YANAN ÇALI
Mûsâ (a.s.), bu çalıyı Medyen’den dönerken, Tûr Dağında gördü.
Medyen’den niye ve nereye dönüyordu?!.
Medyen, Hz. Şuayb’ın memleketi; Hz. Mûsâ da Onun damadı; Hz. Mûsâ, orada 8-10 yıl kaldı, bu sürede ciddî bir eğitim aldı.
Ailesi ile memleketine (= Mısır’a) dönerken gördü, bu çalıyı.
Mûsâ (a.s.), kendince, kendine iyi niyetle bir görev (= misyon) tayin etmişti. Orada (= Tûr Dağında) bu görevi “tescillendi”!.
Buna, bu çalı (= bu çalıda yanan ateş) sebep oldu.
Aslında o ateş, Mûsâ (a.s.)’ın içinde de yanıyordu; yoksa o ateşi “göremezdi”!.
Ailesine, “Durun = Bekleyin!. Ben bir ateş gördüm, size de ondan bir “kor” getireyim.”, dedi. (Bknz. 20/10.)
Durmak, vakfedir. Vakfe, arafattır; Arafat, vakfedir. Vakfe, içe bakış, içe dönüş, düşünüş, kendini tanıyıştır.
Orada, Ona seslenildi. “İnnî Ene Rabbük... = Ben Senin Rabbinim...” (20/11.) ‘Ehyeh aş’er...’ (Tevrat-Çıkış, 3/14.) Tevrat’taki Tanrı, Yahve’dir; Ehyeh, Yahve’dir; bu ifade de ‘Ben, Benim’ demektir.
Tanrı (= Allah), o çalı ile Mûsâ (a.s.)’ı oraya çağırmıştır.
Mûsâ (a.s.)’ın içinde “o ateş yanmasa” idi, O oraya çağrılmazdı; O, orada yanan ateşi görmezdi.
“İki ateş” bir araya gelince (buluşunca) orası, mukaddes bir vâdiye (= ‘bi-l vâdi-l mukaddes-i Tuvâ’ya) dönüşmüştür. (20/11.)
Orada Ona “bazı sözler” söylenmiş (= yüklenmiş) ve “Firavun’a git!...” denilmiştir. (20/24.)
Bu bize ne söyler?!.
Firavunlara gidecek adamların “içinde ve dışında kutsal bir ateşin” yanmasını, yanıyor olmasını; bu ateştir, onları ateşleyecek olan.
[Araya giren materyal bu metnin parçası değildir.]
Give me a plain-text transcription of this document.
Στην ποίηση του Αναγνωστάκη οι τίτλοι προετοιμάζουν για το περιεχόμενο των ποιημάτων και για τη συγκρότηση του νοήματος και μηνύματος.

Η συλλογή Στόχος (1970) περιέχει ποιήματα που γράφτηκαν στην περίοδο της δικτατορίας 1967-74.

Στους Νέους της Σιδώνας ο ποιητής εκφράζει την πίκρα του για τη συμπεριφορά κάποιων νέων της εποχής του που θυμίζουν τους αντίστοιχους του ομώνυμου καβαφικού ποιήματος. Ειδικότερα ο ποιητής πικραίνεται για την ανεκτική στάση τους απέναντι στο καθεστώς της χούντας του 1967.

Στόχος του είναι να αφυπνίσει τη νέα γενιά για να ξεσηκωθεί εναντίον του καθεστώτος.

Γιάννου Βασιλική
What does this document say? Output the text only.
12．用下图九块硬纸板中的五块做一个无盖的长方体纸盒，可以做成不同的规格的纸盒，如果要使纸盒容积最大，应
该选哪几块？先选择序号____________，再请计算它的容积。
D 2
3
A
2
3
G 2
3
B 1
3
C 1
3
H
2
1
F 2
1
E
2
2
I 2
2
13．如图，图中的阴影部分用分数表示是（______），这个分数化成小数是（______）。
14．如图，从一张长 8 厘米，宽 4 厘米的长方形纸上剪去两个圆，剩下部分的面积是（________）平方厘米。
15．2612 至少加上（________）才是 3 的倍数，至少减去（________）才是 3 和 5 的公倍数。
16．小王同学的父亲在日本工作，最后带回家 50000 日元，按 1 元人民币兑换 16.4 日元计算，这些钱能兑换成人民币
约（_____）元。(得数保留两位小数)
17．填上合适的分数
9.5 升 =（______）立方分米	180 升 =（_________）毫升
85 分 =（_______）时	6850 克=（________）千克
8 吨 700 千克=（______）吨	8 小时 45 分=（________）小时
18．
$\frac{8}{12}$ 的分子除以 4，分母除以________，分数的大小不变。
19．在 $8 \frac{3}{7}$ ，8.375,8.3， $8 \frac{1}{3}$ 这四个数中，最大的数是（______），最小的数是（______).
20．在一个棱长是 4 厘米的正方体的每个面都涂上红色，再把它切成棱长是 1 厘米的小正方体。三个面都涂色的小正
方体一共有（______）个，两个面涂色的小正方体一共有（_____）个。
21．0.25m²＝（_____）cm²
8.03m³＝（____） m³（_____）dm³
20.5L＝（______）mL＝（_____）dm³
Bizim içimizde (tabiî ki dışımızda) “yanan bir çalı = ateş” yoksa, bizi Rabbimiz desteklemez ve bütün sözlerimiz ve eylemlerimiz karanlıkta kalır, boşa gider.
...
Mümkünse Sûrenin tamamını; değilse, ilk 35 âyetini dura-dura = düşüne-düşüne okuyalım, lütfen.